The IPKat reported last June on a rather strange case in which an EPO examining division had refused an application on the grounds that prior art known to the inventor was not mentioned in the specification as-filed, contrary to Rule 42(1)(b) EPC. The applicant appealed this decision and had it quickly overturned in T 2321/08, without even the need for a hearing. The examiner then reluctantly agreed that he was bound by the decision (with certain caveats, which the prosecution file, available here, makes clear), and carried on with prosecution. The IPKat thought the matter would be laid to rest there, but he was wrong.

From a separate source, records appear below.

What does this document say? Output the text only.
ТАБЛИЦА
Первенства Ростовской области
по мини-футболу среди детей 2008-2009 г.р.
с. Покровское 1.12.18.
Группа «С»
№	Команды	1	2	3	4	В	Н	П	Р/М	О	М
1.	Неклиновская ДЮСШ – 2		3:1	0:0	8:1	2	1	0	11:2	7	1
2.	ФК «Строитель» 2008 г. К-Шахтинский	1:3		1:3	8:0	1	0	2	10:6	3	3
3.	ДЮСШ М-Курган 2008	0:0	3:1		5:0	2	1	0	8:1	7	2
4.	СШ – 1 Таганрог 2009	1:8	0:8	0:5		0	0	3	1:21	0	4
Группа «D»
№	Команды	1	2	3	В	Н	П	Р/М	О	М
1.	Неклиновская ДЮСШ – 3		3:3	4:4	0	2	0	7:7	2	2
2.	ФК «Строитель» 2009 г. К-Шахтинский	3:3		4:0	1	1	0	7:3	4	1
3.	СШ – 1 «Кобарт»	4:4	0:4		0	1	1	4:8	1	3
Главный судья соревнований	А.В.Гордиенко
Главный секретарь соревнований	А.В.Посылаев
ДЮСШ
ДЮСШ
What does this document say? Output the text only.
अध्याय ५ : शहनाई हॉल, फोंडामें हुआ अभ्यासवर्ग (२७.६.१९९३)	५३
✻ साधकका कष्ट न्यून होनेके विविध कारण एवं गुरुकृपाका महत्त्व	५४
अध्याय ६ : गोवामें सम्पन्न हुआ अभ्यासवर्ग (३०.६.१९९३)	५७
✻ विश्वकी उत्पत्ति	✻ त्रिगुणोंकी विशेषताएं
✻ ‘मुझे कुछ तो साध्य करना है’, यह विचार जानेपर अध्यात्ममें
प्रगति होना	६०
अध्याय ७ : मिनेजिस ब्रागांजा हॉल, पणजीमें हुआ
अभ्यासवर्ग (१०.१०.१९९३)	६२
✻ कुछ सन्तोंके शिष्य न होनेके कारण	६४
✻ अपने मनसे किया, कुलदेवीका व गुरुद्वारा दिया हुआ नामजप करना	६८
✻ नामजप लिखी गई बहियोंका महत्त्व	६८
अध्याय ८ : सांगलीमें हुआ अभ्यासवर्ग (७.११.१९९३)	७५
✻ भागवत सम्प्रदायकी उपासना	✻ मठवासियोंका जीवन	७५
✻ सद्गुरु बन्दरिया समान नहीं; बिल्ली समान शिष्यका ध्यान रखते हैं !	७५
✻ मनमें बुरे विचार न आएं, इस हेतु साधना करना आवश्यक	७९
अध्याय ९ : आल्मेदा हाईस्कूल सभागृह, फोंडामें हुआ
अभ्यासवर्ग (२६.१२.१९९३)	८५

In a further decision from last month, just announced this week by the EPO, a different appeal board has decided, in T 1123/09, on the very same question of whether it is possible for an application to be void ab initio for failing to comply with Rule 42(1)(b). The IPKat was initially surprised at seeing this, as he thought the question had been settled. Digging further, however, he noticed that the same examining division had been behind both appeals, with both cases having been managed by the same examiner, and with the same applicant. It must, the IPKat then thought, have been a simple matter of the later decision of the examining division being made before the earlier appeal had been settled. This was indeed the case. However, as the prosecution file shows, this was not the whole story. T 2321/08 was dated 12 May 2009, and the examining division decided on 19 May 2009 not to rectify their decision, as they could have done under Article 109 EPC, but instead to have another go, possibly hoping for a different outcome the second time round. This, of course, proved to be unsuccessful.

The IPKat, who feels some sympathy for the applicant in these cases, wonders whether it is entirely fair for a single examining division to behave in this way, and if there is anything that can be done about it other than to rely on the (hopefully) more common sense approach of the Boards of Appeal.